Authoritarian regimes have allegedly used spyware developed by Israeli company NSO Group to keep tabs on journalists, activists, and political dissidents.
Humanitarian groups Amnesty International and Forbidden Stories gained access to data from NSO Group that included 50,000 phone numbers of potential targets for the Pegasus spyware.
Once secretly installed on a target’s phone, Pegasus gave its handlers total access to the device’s messages, images and video, microphone, camera, and contacts.
NSO clients using Pegasus included agencies in 11 countries such as Saudi Arabia, Mexico, India, and Hungry.
Its intended use is for criminal investigations and to track terrorists, but the joint investigation sparked by leaked data suggests regimes have extended the use of Pegasus spyware beyond criminal investigations.
Agnès Callamard, Secretary General of Amnesty International, said Pegasus was the “weapon of choice” for governments who want to “silence journalists, attack activists and crush dissent”.
“These revelations blow apart any claims by NSO that such attacks are rare and down to rogue use of their technology,” she said.
“While the company claims its spyware is only used for legitimate criminal and terror investigations, it’s clear its technology facilitates systemic abuse.
“They paint a picture of legitimacy, while profiting from widespread human rights violations.”
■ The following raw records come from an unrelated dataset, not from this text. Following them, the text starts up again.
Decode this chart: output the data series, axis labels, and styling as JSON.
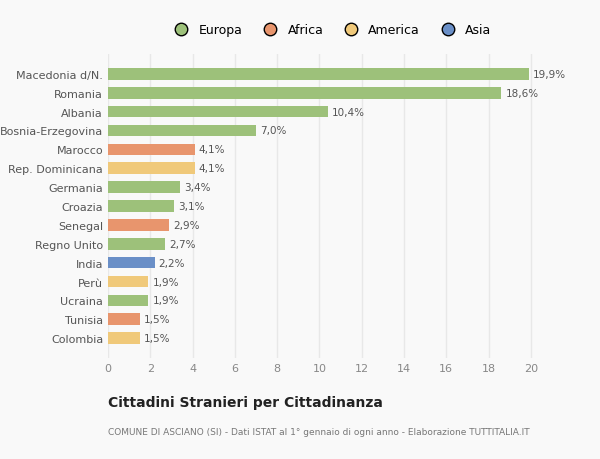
{
  "categories": [
    "Colombia",
    "Tunisia",
    "Ucraina",
    "Perù",
    "India",
    "Regno Unito",
    "Senegal",
    "Croazia",
    "Germania",
    "Rep. Dominicana",
    "Marocco",
    "Bosnia-Erzegovina",
    "Albania",
    "Romania",
    "Macedonia d/N."
  ],
  "values": [
    1.5,
    1.5,
    1.9,
    1.9,
    2.2,
    2.7,
    2.9,
    3.1,
    3.4,
    4.1,
    4.1,
    7.0,
    10.4,
    18.6,
    19.9
  ],
  "labels": [
    "1,5%",
    "1,5%",
    "1,9%",
    "1,9%",
    "2,2%",
    "2,7%",
    "2,9%",
    "3,1%",
    "3,4%",
    "4,1%",
    "4,1%",
    "7,0%",
    "10,4%",
    "18,6%",
    "19,9%"
  ],
  "colors": [
    "#f0c97a",
    "#e8956d",
    "#9dc17a",
    "#f0c97a",
    "#6a8fc7",
    "#9dc17a",
    "#e8956d",
    "#9dc17a",
    "#9dc17a",
    "#f0c97a",
    "#e8956d",
    "#9dc17a",
    "#9dc17a",
    "#9dc17a",
    "#9dc17a"
  ],
  "legend_labels": [
    "Europa",
    "Africa",
    "America",
    "Asia"
  ],
  "legend_colors": [
    "#9dc17a",
    "#e8956d",
    "#f0c97a",
    "#6a8fc7"
  ],
  "title": "Cittadini Stranieri per Cittadinanza",
  "subtitle": "COMUNE DI ASCIANO (SI) - Dati ISTAT al 1° gennaio di ogni anno - Elaborazione TUTTITALIA.IT",
  "xlim": [
    0,
    21
  ],
  "xticks": [
    0,
    2,
    4,
    6,
    8,
    10,
    12,
    14,
    16,
    18,
    20
  ],
  "background_color": "#f9f9f9",
  "grid_color": "#e8e8e8",
  "bar_height": 0.62
}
Forbidden Stories published an article featuring some of 180 journalists targeted by Pegasus spyware, each of whom was shocked and scared by revelations their phones may had been infected with spyware and were especially fearful for sources who had provided information on conditions of anonymity.
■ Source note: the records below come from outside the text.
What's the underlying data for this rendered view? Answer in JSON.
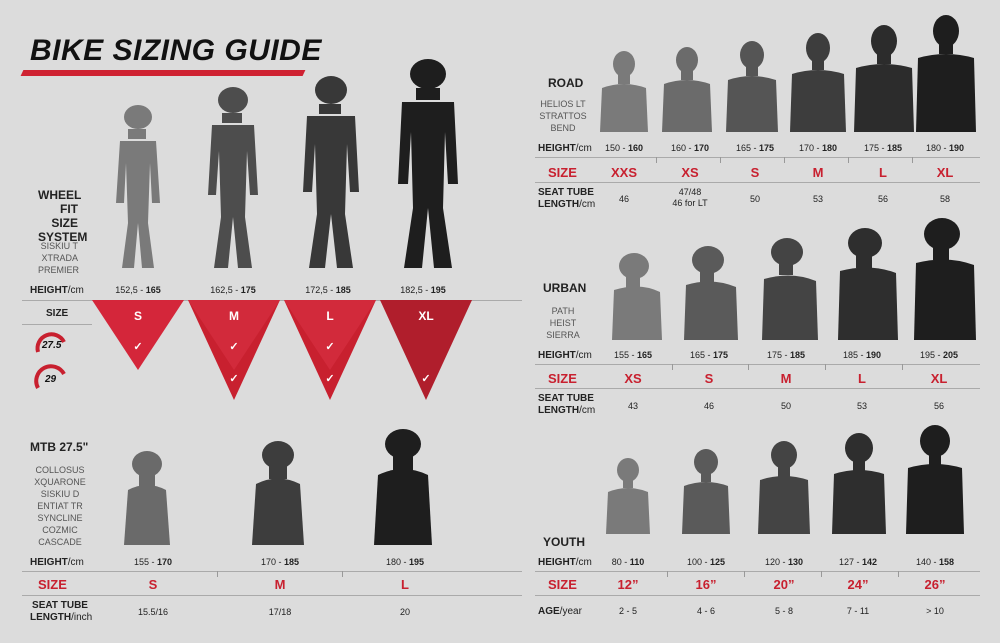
{
  "title": "BIKE SIZING GUIDE",
  "labels": {
    "height": "HEIGHT",
    "height_unit": "/cm",
    "size": "SIZE",
    "seat_tube": "SEAT TUBE",
    "length_cm": "LENGTH",
    "length_cm_unit": "/cm",
    "length_inch_unit": "/inch",
    "age": "AGE",
    "age_unit": "/year"
  },
  "wheel_fit": {
    "title_lines": [
      "WHEEL",
      "FIT SIZE",
      "SYSTEM"
    ],
    "models": [
      "SISKIU T",
      "XTRADA",
      "PREMIER"
    ],
    "wheel_badges": [
      "27.5",
      "29"
    ],
    "heights": [
      {
        "from": "152,5 -",
        "to": "165"
      },
      {
        "from": "162,5 -",
        "to": "175"
      },
      {
        "from": "172,5 -",
        "to": "185"
      },
      {
        "from": "182,5 -",
        "to": "195"
      }
    ],
    "sizes": [
      "S",
      "M",
      "L",
      "XL"
    ],
    "check_mark": "✓"
  },
  "mtb": {
    "title": "MTB 27.5\"",
    "models": [
      "COLLOSUS",
      "XQUARONE",
      "SISKIU D",
      "ENTIAT TR",
      "SYNCLINE",
      "COZMIC",
      "CASCADE"
    ],
    "heights": [
      {
        "from": "155 -",
        "to": "170"
      },
      {
        "from": "170 -",
        "to": "185"
      },
      {
        "from": "180 -",
        "to": "195"
      }
    ],
    "sizes": [
      "S",
      "M",
      "L"
    ],
    "seat_tube": [
      "15.5/16",
      "17/18",
      "20"
    ]
  },
  "road": {
    "title": "ROAD",
    "models": [
      "HELIOS LT",
      "STRATTOS",
      "BEND"
    ],
    "heights": [
      {
        "from": "150 -",
        "to": "160"
      },
      {
        "from": "160 -",
        "to": "170"
      },
      {
        "from": "165 -",
        "to": "175"
      },
      {
        "from": "170 -",
        "to": "180"
      },
      {
        "from": "175 -",
        "to": "185"
      },
      {
        "from": "180 -",
        "to": "190"
      }
    ],
    "sizes": [
      "XXS",
      "XS",
      "S",
      "M",
      "L",
      "XL"
    ],
    "seat_tube": [
      "46",
      "47/48\n46 for LT",
      "50",
      "53",
      "56",
      "58"
    ]
  },
  "urban": {
    "title": "URBAN",
    "models": [
      "PATH",
      "HEIST",
      "SIERRA"
    ],
    "heights": [
      {
        "from": "155 -",
        "to": "165"
      },
      {
        "from": "165 -",
        "to": "175"
      },
      {
        "from": "175 -",
        "to": "185"
      },
      {
        "from": "185 -",
        "to": "190"
      },
      {
        "from": "195 -",
        "to": "205"
      }
    ],
    "sizes": [
      "XS",
      "S",
      "M",
      "L",
      "XL"
    ],
    "seat_tube": [
      "43",
      "46",
      "50",
      "53",
      "56"
    ]
  },
  "youth": {
    "title": "YOUTH",
    "heights": [
      {
        "from": "80 -",
        "to": "110"
      },
      {
        "from": "100 -",
        "to": "125"
      },
      {
        "from": "120 -",
        "to": "130"
      },
      {
        "from": "127 -",
        "to": "142"
      },
      {
        "from": "140 -",
        "to": "158"
      }
    ],
    "sizes": [
      "12”",
      "16”",
      "20”",
      "24”",
      "26”"
    ],
    "ages": [
      "2 - 5",
      "4 - 6",
      "5 - 8",
      "7 - 11",
      "> 10"
    ]
  },
  "colors": {
    "accent": "#c8202f",
    "figure_light": "#7a7a7a",
    "figure_dark": "#1e1e1e",
    "background": "#dcdcdc"
  }
}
Carlos Martinez de la Serna, program director at the Committee to Protect Journalists, said it was “chilling” to know the extent to which these journalists had been surveilled.
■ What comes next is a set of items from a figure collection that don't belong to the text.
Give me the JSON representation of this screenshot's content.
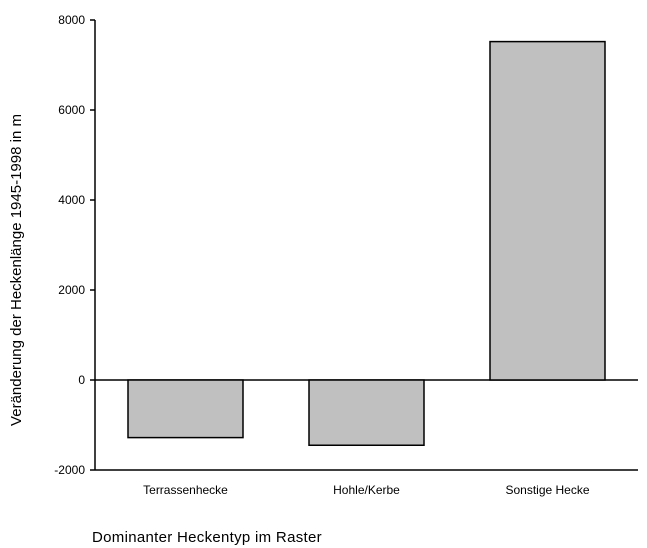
{
  "chart_data": {
    "type": "bar",
    "title": "",
    "xlabel": "Dominanter Heckentyp im Raster",
    "ylabel": "Veränderung der Heckenlänge 1945-1998 in m",
    "categories": [
      "Terrassenhecke",
      "Hohle/Kerbe",
      "Sonstige Hecke"
    ],
    "values": [
      -1280,
      -1450,
      7520
    ],
    "ylim": [
      -2000,
      8000
    ],
    "yticks": [
      -2000,
      0,
      2000,
      4000,
      6000,
      8000
    ],
    "ytick_labels": [
      "-2000",
      "0",
      "2000",
      "4000",
      "6000",
      "8000"
    ],
    "grid": false,
    "legend": "none",
    "bar_color": "#c0c0c0",
    "edge_color": "#000000"
  }
}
“This is a very, very important problem that everyone needs to take seriously, not only in context of where journalists are working in a hostile environment for journalism, but in the US and Western Europe and other places,” he said.
NSO group “firmly” denied allegations its technology is used to illegally spy on journalists, in a statement published by The Guardian, adding that the reports contained “uncorroborated theories” based on a “misleading interpretation of leaked data”.
“NSO does not operate the systems that it sells to vetted government customers, and does not have access to the data of its customers’ targets,” the company said.
“NSO does not operate its technology, does not collect, nor possesses, nor has any access to any kind of data of its customers.
“The fact is NSO Group’s technologies have helped prevent terror attacks, gun violence, car explosions and suicide bombings.
“The technologies are also being used every day to break up paedophilia, sex- and drug-trafficking rings, locate missing and kidnapped children, locate survivors trapped under collapsed buildings, and protect airspace against disruptive penetration by dangerous drones.’
It’s not the first NSO Group has come under fire for its Pegasus spyware.
WhatsApp warned users in 2019 that Pegasus was being secretly installed on devices.
A zero-click vulnerability meant attackers only needed to call a person’s number to install the spyware and gain full access to everything on a device.
WhatsApp subsequently filed a lawsuit against NSO for attacking its users' devices and stealing information.